Sesungguhnya, ketika manusia melihat kedhaliman namun tidak mau mencegahnya, maka hampir-hampir Allah Subhanahu wata’ala akan menyatakan adzabNya. (HR. Abu Dawud, At Tirmidzi)
Lalu kenapa sepertinya negeri kita yang mayoritas muslim ini yang diadzab, kenapa negara lain tidak?
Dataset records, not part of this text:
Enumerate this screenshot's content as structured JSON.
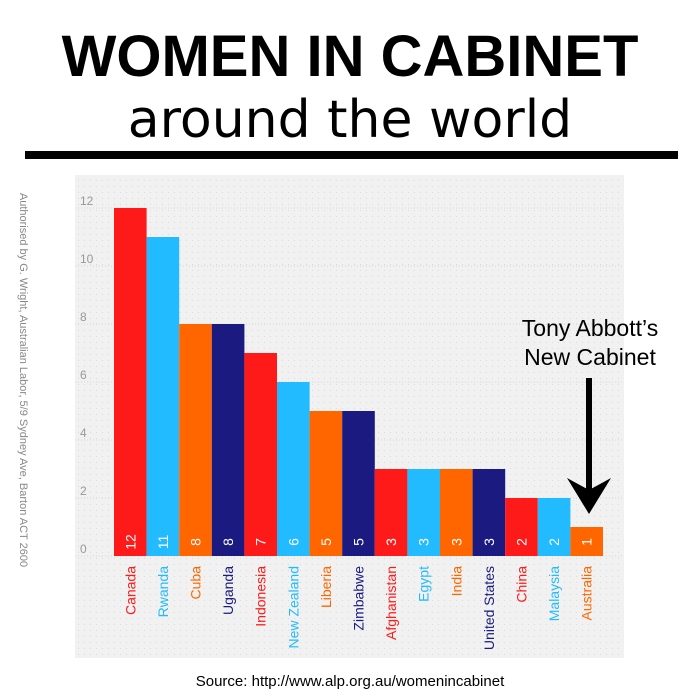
{
  "title": "WOMEN IN CABINET",
  "subtitle": "around the world",
  "side_note": "Authorised by G. Wright, Australian Labor, 5/9 Sydney Ave, Barton ACT 2600",
  "source": "Source: http://www.alp.org.au/womenincabinet",
  "annotation": {
    "line1": "Tony Abbott’s",
    "line2": "New Cabinet"
  },
  "colors": {
    "red": "#ff1a1a",
    "light_blue": "#22bbff",
    "orange": "#ff6600",
    "navy": "#1a1a80"
  },
  "chart_data": {
    "type": "bar",
    "title": "WOMEN IN CABINET",
    "subtitle": "around the world",
    "xlabel": "",
    "ylabel": "",
    "ylim": [
      0,
      13
    ],
    "yticks": [
      0,
      2,
      4,
      6,
      8,
      10,
      12
    ],
    "grid": true,
    "categories": [
      "Canada",
      "Rwanda",
      "Cuba",
      "Uganda",
      "Indonesia",
      "New Zealand",
      "Liberia",
      "Zimbabwe",
      "Afghanistan",
      "Egypt",
      "India",
      "United States",
      "China",
      "Malaysia",
      "Australia"
    ],
    "values": [
      12,
      11,
      8,
      8,
      7,
      6,
      5,
      5,
      3,
      3,
      3,
      3,
      2,
      2,
      1
    ],
    "bar_colors": [
      "#ff1a1a",
      "#22bbff",
      "#ff6600",
      "#1a1a80",
      "#ff1a1a",
      "#22bbff",
      "#ff6600",
      "#1a1a80",
      "#ff1a1a",
      "#22bbff",
      "#ff6600",
      "#1a1a80",
      "#ff1a1a",
      "#22bbff",
      "#ff6600"
    ],
    "annotation_target": "Australia"
  }
}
Menurut pendapat Penulis sebenarnya tidak hanya negeri kita yang sering dilanda bercana, negara yang mayoritas non muslim pun sering mengalaminya, lihat saja Jepang yang hampir selalu dilanda gempa bumi dan angin topan, Filipina juga sering mengalami Badai, Amerika serikat dengan Tornado-nya, India yang sering dilanda Banjir bandang, yang terjadi di negeri kita masih berupa teguran dari Allah untuk menyadarkan kita supaya bisa berubah menjadi lebih baik.
Lantas, apakah dengan cara memperbaiki diri akan menjauhkan diri kita dari bencana? Allah telah menjanjikan kepada kita. “Jika sekiranya penduduk negeri-negeri beriman dan bertaqwa, pastilah Kami akan melimpahkan kepada mereka berkah dari langit dan dari bumi, tetapi mereka mendustakan (ayat-ayat kami) itu…. . (QS. Al-A’roof 96-99).
Siapa lagi yang kita percayai kalau bukan percaya pada Allah SWT, yang telah menciptakan alam ini. Yang telah mengatur sedetail-detailnya hukum alam ini. Begitu cantiknya Dia menciptakan Siklus terjadinya hujan, begitu mengagumkannya proses fotosintesis yang diciptakannya untuk menjamin kelangsungan Oksigen bagi makhluknya. Begitu canggihnya tubuh makhluk yang diciptakannya sehingga cukup dengan Air semua proses kehidupan bisa berjalan. Ilmu Nya melingkupi langit dan bumi yang jika dituliskan maka tidak akan cukup tinta sebanyak lautan dan pena sebanyak pohon di dunia ini. Jika tidak percaya, coba anda tuliskan reaksi kimia yang terjadi pada sebuah sel saja. mulai dari nukleus, nukleolus, mitokondria, sitoplasma, dan lainnya. Itu baru satu sel saja, bagaimana jika dituliskan seluruh hukum alam yang ada di dunia ini. Belum termasuk tentang hal-hal yang diluar pengetahuan otak kita semacam Prediksi terjadinya gempa ini. Dia yang menciptakan, Dia juga yang mengaturnya. Kuncinya Cuma satu, jika ingin selamat dari bencana, mau-tidak mau kita harus mengikuti arahannya.
Wallohu A’lam

Komentar
  1. richocean mengatakan:

    Gempa 8 September 2009 juga terjadi di Laut Bali …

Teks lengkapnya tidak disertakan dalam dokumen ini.